We propose that the antiapoptotic and anti-inflammatory effects of AGP and AAT contribute to the delayed type of protection associated with ischemic preconditioning and other insults. This mechanism is potentially involved in the course of many clinical conditions associated with I/R injury. Moreover, exogenous administration of these proteins may provide new therapeutic means of treatment.

Inhibition of apoptosis induced by ischemia-reperfusion prevents inflammation

Ischemia followed by reperfusion leads to severe organ injury and dysfunction. Inflammation is considered to be the most important cause of tissue injury in organs subjected to ischemia.

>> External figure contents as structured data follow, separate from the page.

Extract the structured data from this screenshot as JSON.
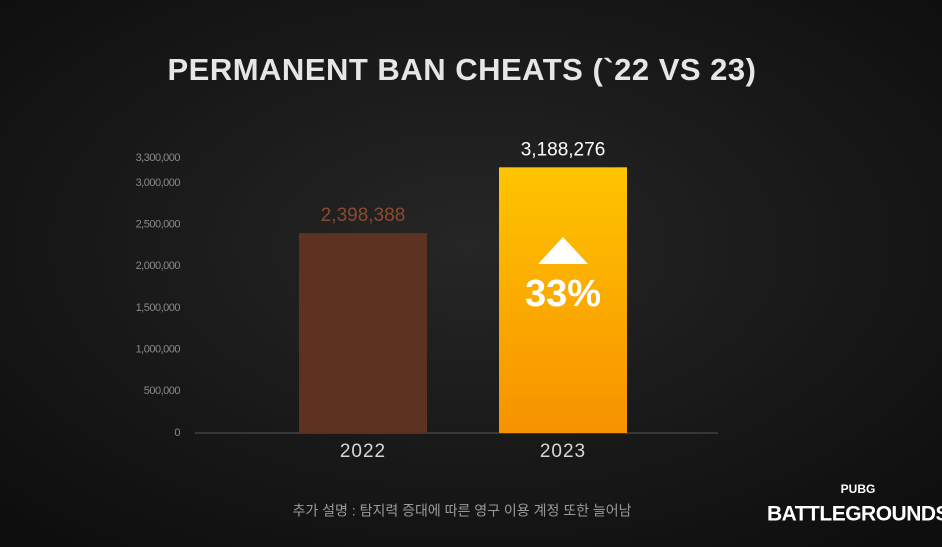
{
  "chart_data": {
    "type": "bar",
    "title": "PERMANENT BAN CHEATS (`22 VS 23)",
    "categories": [
      "2022",
      "2023"
    ],
    "values": [
      2398388,
      3188276
    ],
    "value_labels": [
      "2,398,388",
      "3,188,276"
    ],
    "colors": [
      "#5e3220",
      "#f7a400"
    ],
    "ylim": [
      0,
      3300000
    ],
    "yticks": [
      {
        "value": 0,
        "label": "0"
      },
      {
        "value": 500000,
        "label": "500,000"
      },
      {
        "value": 1000000,
        "label": "1,000,000"
      },
      {
        "value": 1500000,
        "label": "1,500,000"
      },
      {
        "value": 2000000,
        "label": "2,000,000"
      },
      {
        "value": 2500000,
        "label": "2,500,000"
      },
      {
        "value": 3000000,
        "label": "3,000,000"
      },
      {
        "value": 3300000,
        "label": "3,300,000"
      }
    ],
    "grid": false,
    "annotation": "33%",
    "note": "추가 설명 : 탐지력 증대에 따른 영구 이용 계정 또한 늘어남"
  },
  "logo": {
    "top": "PUBG",
    "bottom": "BATTLEGROUNDS"
  }
}
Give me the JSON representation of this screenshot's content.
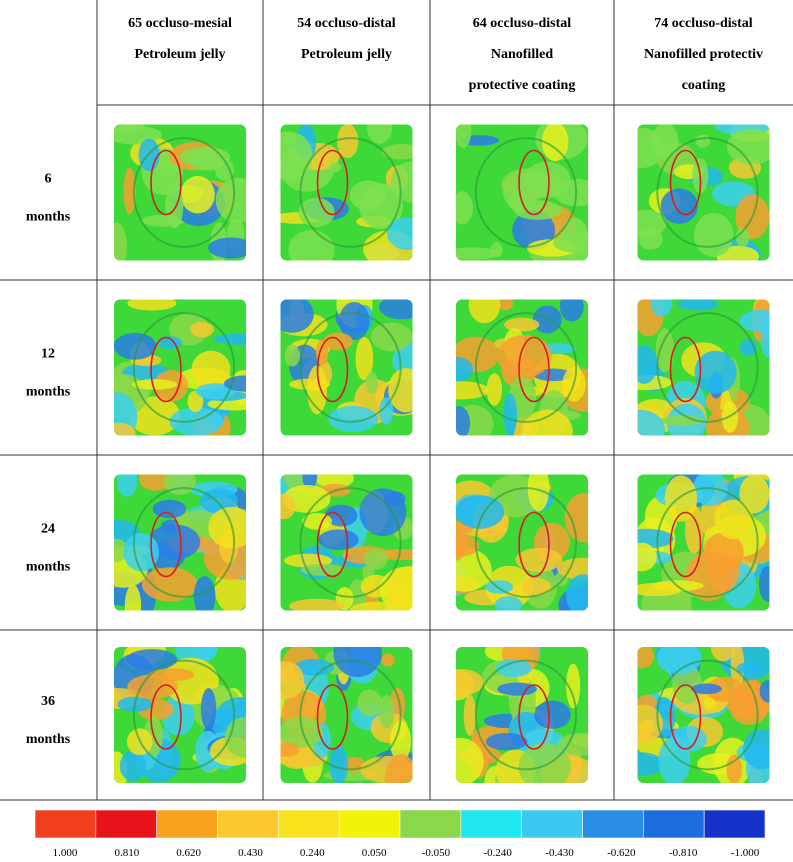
{
  "header": {
    "columns": [
      {
        "lines": [
          "65 occluso-mesial",
          "Petroleum jelly"
        ]
      },
      {
        "lines": [
          "54 occluso-distal",
          "Petroleum jelly"
        ]
      },
      {
        "lines": [
          "64 occluso-distal",
          "Nanofilled",
          "protective coating"
        ]
      },
      {
        "lines": [
          "74 occluso-distal",
          "Nanofilled protectiv",
          "coating"
        ]
      }
    ]
  },
  "rows": [
    {
      "lines": [
        "6",
        "months"
      ]
    },
    {
      "lines": [
        "12",
        "months"
      ]
    },
    {
      "lines": [
        "24",
        "months"
      ]
    },
    {
      "lines": [
        "36",
        "months"
      ]
    }
  ],
  "color_scale": {
    "colors": [
      "#f2401c",
      "#e8141c",
      "#f7a21e",
      "#fbc82e",
      "#f7e21c",
      "#f2f20a",
      "#8ad84a",
      "#22e6f0",
      "#3cc8f0",
      "#2a8ee6",
      "#1e6ee0",
      "#1432c8"
    ],
    "labels": [
      "1.000",
      "0.810",
      "0.620",
      "0.430",
      "0.240",
      "0.050",
      "-0.050",
      "-0.240",
      "-0.430",
      "-0.620",
      "-0.810",
      "-1.000"
    ]
  }
}
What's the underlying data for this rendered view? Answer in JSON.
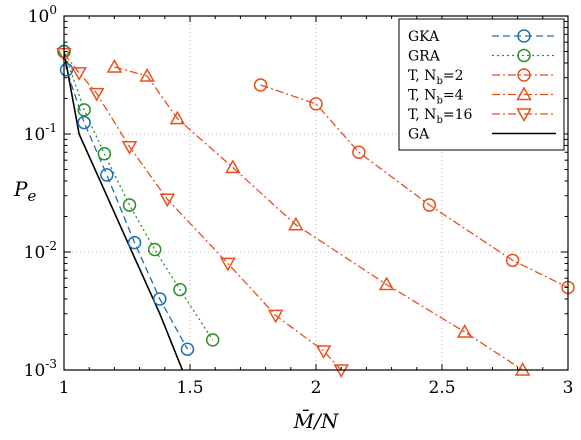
{
  "chart_data": {
    "type": "line",
    "xlabel": "M̄/N",
    "ylabel": "Pe",
    "xlim": [
      1,
      3
    ],
    "ylim": [
      0.001,
      1
    ],
    "yscale": "log",
    "grid": true,
    "legend_position": "top-right",
    "x_ticks": [
      {
        "v": 1,
        "label": "1"
      },
      {
        "v": 1.5,
        "label": "1.5"
      },
      {
        "v": 2,
        "label": "2"
      },
      {
        "v": 2.5,
        "label": "2.5"
      },
      {
        "v": 3,
        "label": "3"
      }
    ],
    "y_ticks": [
      {
        "v": 0.001,
        "base": "10",
        "exp": "-3"
      },
      {
        "v": 0.01,
        "base": "10",
        "exp": "-2"
      },
      {
        "v": 0.1,
        "base": "10",
        "exp": "-1"
      },
      {
        "v": 1,
        "base": "10",
        "exp": "0"
      }
    ],
    "series": [
      {
        "name": "GKA",
        "color": "#1f6fb5",
        "dash": "dash",
        "marker": "circle",
        "marker_every": 1,
        "x": [
          1.0,
          1.01,
          1.08,
          1.17,
          1.28,
          1.38,
          1.49
        ],
        "y": [
          0.5,
          0.35,
          0.125,
          0.045,
          0.012,
          0.004,
          0.0015
        ]
      },
      {
        "name": "GRA",
        "color": "#2a8f2a",
        "dash": "dot",
        "marker": "circle",
        "marker_every": 1,
        "x": [
          1.0,
          1.08,
          1.16,
          1.26,
          1.36,
          1.46,
          1.59
        ],
        "y": [
          0.5,
          0.16,
          0.068,
          0.025,
          0.0105,
          0.0048,
          0.0018
        ]
      },
      {
        "name": "T, N",
        "name_sub": "b",
        "name_suffix": "=2",
        "color": "#e8501c",
        "dash": "dashdot",
        "marker": "circle",
        "marker_every": 1,
        "x": [
          1.78,
          2.0,
          2.17,
          2.45,
          2.78,
          3.0
        ],
        "y": [
          0.26,
          0.18,
          0.07,
          0.025,
          0.0085,
          0.005
        ]
      },
      {
        "name": "T, N",
        "name_sub": "b",
        "name_suffix": "=4",
        "color": "#e8501c",
        "dash": "dashdot",
        "marker": "triangle-up",
        "marker_every": 1,
        "x": [
          1.2,
          1.33,
          1.45,
          1.67,
          1.92,
          2.28,
          2.59,
          2.82
        ],
        "y": [
          0.37,
          0.31,
          0.135,
          0.052,
          0.017,
          0.0053,
          0.0021,
          0.001
        ]
      },
      {
        "name": "T, N",
        "name_sub": "b",
        "name_suffix": "=16",
        "color": "#e8501c",
        "dash": "dashdot",
        "marker": "triangle-down",
        "marker_every": 1,
        "x": [
          1.0,
          1.06,
          1.13,
          1.26,
          1.41,
          1.65,
          1.84,
          2.03,
          2.1
        ],
        "y": [
          0.48,
          0.33,
          0.22,
          0.078,
          0.028,
          0.008,
          0.0029,
          0.00145,
          0.001
        ]
      },
      {
        "name": "GA",
        "color": "#000000",
        "dash": "solid",
        "marker": "none",
        "x": [
          1.0,
          1.06,
          1.17,
          1.27,
          1.38,
          1.47
        ],
        "y": [
          0.5,
          0.1,
          0.03,
          0.01,
          0.003,
          0.001
        ]
      }
    ]
  }
}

The mechanism that triggers inflammation and organ injury after ischemia remains to be elucidated, although different causes have been postulated. We investigated the role of apoptosis in the induction of inflammation and organ damage after renal ischemia. Using a murine model, we demonstrate a relationship between apoptosis and subsequent inflammation. At the time of reperfusion, administration of the antiapoptotic agents IGF-1 and ZVAD-fmk (a caspase inactivator) prevented the early onset of not only renal apoptosis, but also inflammation and tissue injury. Conversely, when the antiapoptotic agents were administered after onset of apoptosis, these protective effects were completely abrogated. The presence of apoptosis was directly correlated with posttranslational processing of the endothelial monocyte-activating polypeptide II (EMAP-II), which may explain apoptosis-induced influx and sequestration of leukocytes in the reperfused kidney. These results strongly suggest that apoptosis is a crucial event that can initiate reperfusion-induced inflammation and subsequent tissue injury. The newly described pathophysiological insights provide important opportunities to effectively prevent clinical manifestations of reperfusion injury in the kidney, and potentially in other organs.

Ischemia/reperfusion-induced IFN-gamma up-regulation: involvement of IL-12 and IL-18

Tissue injury as a consequence of ischemia followed by reperfusion is characterized by early as well as late signs of inflammation. The latter, among others, involves IFN-gamma-dependent up-regulation of MHC class I and II Ag expression. Employing a murine model of renal ischemia, we show that renal IL-18 mRNA up-regulation coincides with caspase-1 activation at day 1 following ischemia. IFN-gamma and IL-12 mRNA are subsequently up-regulated at day 6 following ischemia. Combined, but not separate, in vivo neutralization of the IFN-gamma inducing cytokines IL-12 and IL-18 reduces IFN-gamma-dependent MHC class I and II up-regulation to a similar extent as IFN-gamma neutralization, suggesting the involvement of functional IL-12, IL-18, and IFN-gamma protein. These results reveal a novel relationship between tissue injury of nonmicrobial origin and the induction of IL-12 as well as IL-18. The collaboration observed between endogenous IL-12 and IL-18 in the induction of IFN-gamma after renal ischemia/reperfusion, resembles the immune response to bacterial infections.